Twisting by $\mathcal{O}(d)$ and taking cohomology: $0 \to H^0(\mathcal{I}_p(d)) \to H^0(\mathcal{O}(d)) \to H^0(\mathcal{O}_p(d)) \to H^1(\mathcal{I}_p(d)) \to H^1(\mathcal{O}(d)) \to \cdots$

For $d \geq 1$:

• $H^0(\mathcal{O}(d)) = k[X_0, X_1, X_2]_d$ has dimension $\binom{d+2}{2}$
• $H^0(\mathcal{O}_p(d)) = k$ (evaluating at $p$)
• $H^1(\mathcal{O}(d)) = 0$

Therefore: $h^0(\mathcal{I}_p(d)) = \binom{d+2}{2} - 1$ $H^1(\mathcal{I}_p(d)) = 0$

For $d = 0$:

• $h^0(\mathcal{I}_p) = 0$ (no global functions vanishing at a point)
• From $0 \to 0 \to k \xrightarrow{\sim} k \to H^1(\mathcal{I}_p) \to 0$, we get $H^1(\mathcal{I}_p) = 0$

For $d = -1$:

• $h^0(\mathcal{I}_p(-1)) = h^0(\mathcal{O}(-1)) = 0$
• The sequence $0 \to 0 \to 0 \to H^1(\mathcal{I}_p(-1)) \to 0$ gives $H^1(\mathcal{I}_p(-1)) = 0$

For a curve $C \subset \mathbb{P}^2$ of degree $d$ given by a homogeneous polynomial, the arithmetic genus is: $p_a(C) = \frac{(d-1)(d-2)}{2}$

This can be computed using the exact sequence: $0 \to \mathcal{O}_{\mathbb{P}^2}(-d) \to \mathcal{O}_{\mathbb{P}^2} \to \mathcal{O}_C \to 0$

The arithmetic genus is $p_a(C) = 1 - \chi(\mathcal{O}_C)$. From the long exact sequence: $\chi(\mathcal{O}_C) = \chi(\mathcal{O}_{\mathbb{P}^2}) - \chi(\mathcal{O}_{\mathbb{P}^2}(-d))$

We have:

• $\chi(\mathcal{O}_{\mathbb{P}^2}) = 1$
• $\chi(\mathcal{O}_{\mathbb{P}^2}(-d)) = h^0(\mathcal{O}(-d)) - h^1(\mathcal{O}(-d)) + h^2(\mathcal{O}(-d))$

For $d \geq 1$:

• $h^0(\mathcal{O}(-d)) = 0$
• $h^1(\mathcal{O}(-d)) = 0$
• $h^2(\mathcal{O}(-d)) = \binom{d-1}{2} = \frac{d(d-1)}{2}$ (by Serre duality with $\mathcal{O}(d-3)$)

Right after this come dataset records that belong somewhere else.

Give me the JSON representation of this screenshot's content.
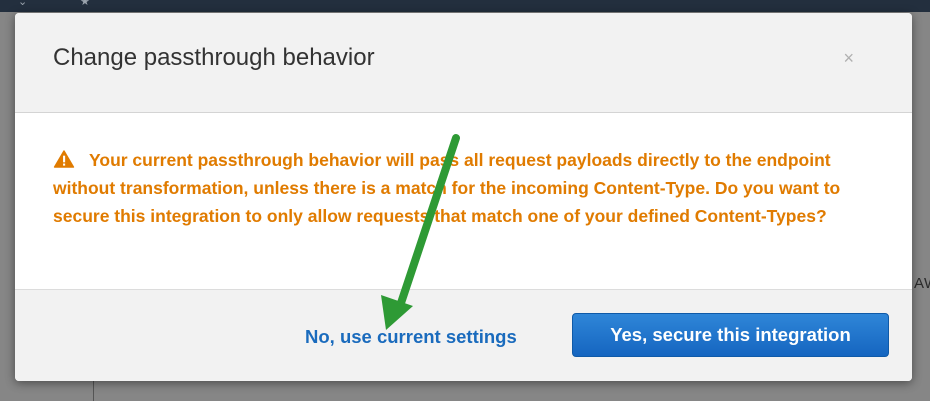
{
  "background": {
    "partial_text": "AW"
  },
  "modal": {
    "title": "Change passthrough behavior",
    "close_label": "×",
    "warning_text": "Your current passthrough behavior will pass all request payloads directly to the endpoint without transformation, unless there is a match for the incoming Content-Type. Do you want to secure this integration to only allow requests that match one of your defined Content-Types?",
    "secondary_button": "No, use current settings",
    "primary_button": "Yes, secure this integration"
  },
  "icons": {
    "warning": "warning-triangle-icon",
    "annotation": "green-arrow-annotation"
  },
  "colors": {
    "warning_text": "#e07b00",
    "primary_button": "#1e72c6",
    "link": "#1a6bbd",
    "annotation_arrow": "#2e9a35"
  }
}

Wait, we need to be careful. For $d \geq 3$: $h^2(\mathcal{O}_{\mathbb{P}^2}(-d)) = h^0(\mathcal{O}_{\mathbb{P}^2}(d-3)) = \binom{d-3+2}{2} = \binom{d-1}{2}$

Thus: $\chi(\mathcal{O}_C) = 1 - \left(0 - 0 - \binom{d-1}{2}\right) = 1 + \binom{d-1}{2} = 1 + \frac{(d-1)(d-2)}{2}$

Therefore: $p_a(C) = 1 - \chi(\mathcal{O}_C) = 1 - 1 - \frac{(d-1)(d-2)}{2} = -\frac{(d-1)(d-2)}{2}$

Actually, there's a sign issue. Let me recalculate. For $d \geq 3$, $-d \leq -3$, so: $h^2(\mathcal{O}_{\mathbb{P}^2}(-d)) = h^0(\mathcal{O}(d-3))$

For $d = 3$: $h^2(\mathcal{O}(-3)) = h^0(\mathcal{O}(0)) = 1$ For $d = 4$: $h^2(\mathcal{O}(-4)) = h^0(\mathcal{O}(1)) = 3$

So $\chi(\mathcal{O}(-d)) = -h^2(\mathcal{O}(-d))$ for $d \geq 3$.

Thus: $\chi(\mathcal{O}_C) = 1 - \left(-\binom{d-1}{2}\right) = 1 + \binom{d-1}{2}$

And: $p_a(C) = 1 - \chi(\mathcal{O}_C) = -\binom{d-1}{2} = \frac{(d-1)(d-2)}{2}$

For a line ($d=1$): $p_a = 0$. For a conic ($d=2$): $p_a = 0$. For a cubic ($d=3$): $p_a = 1$.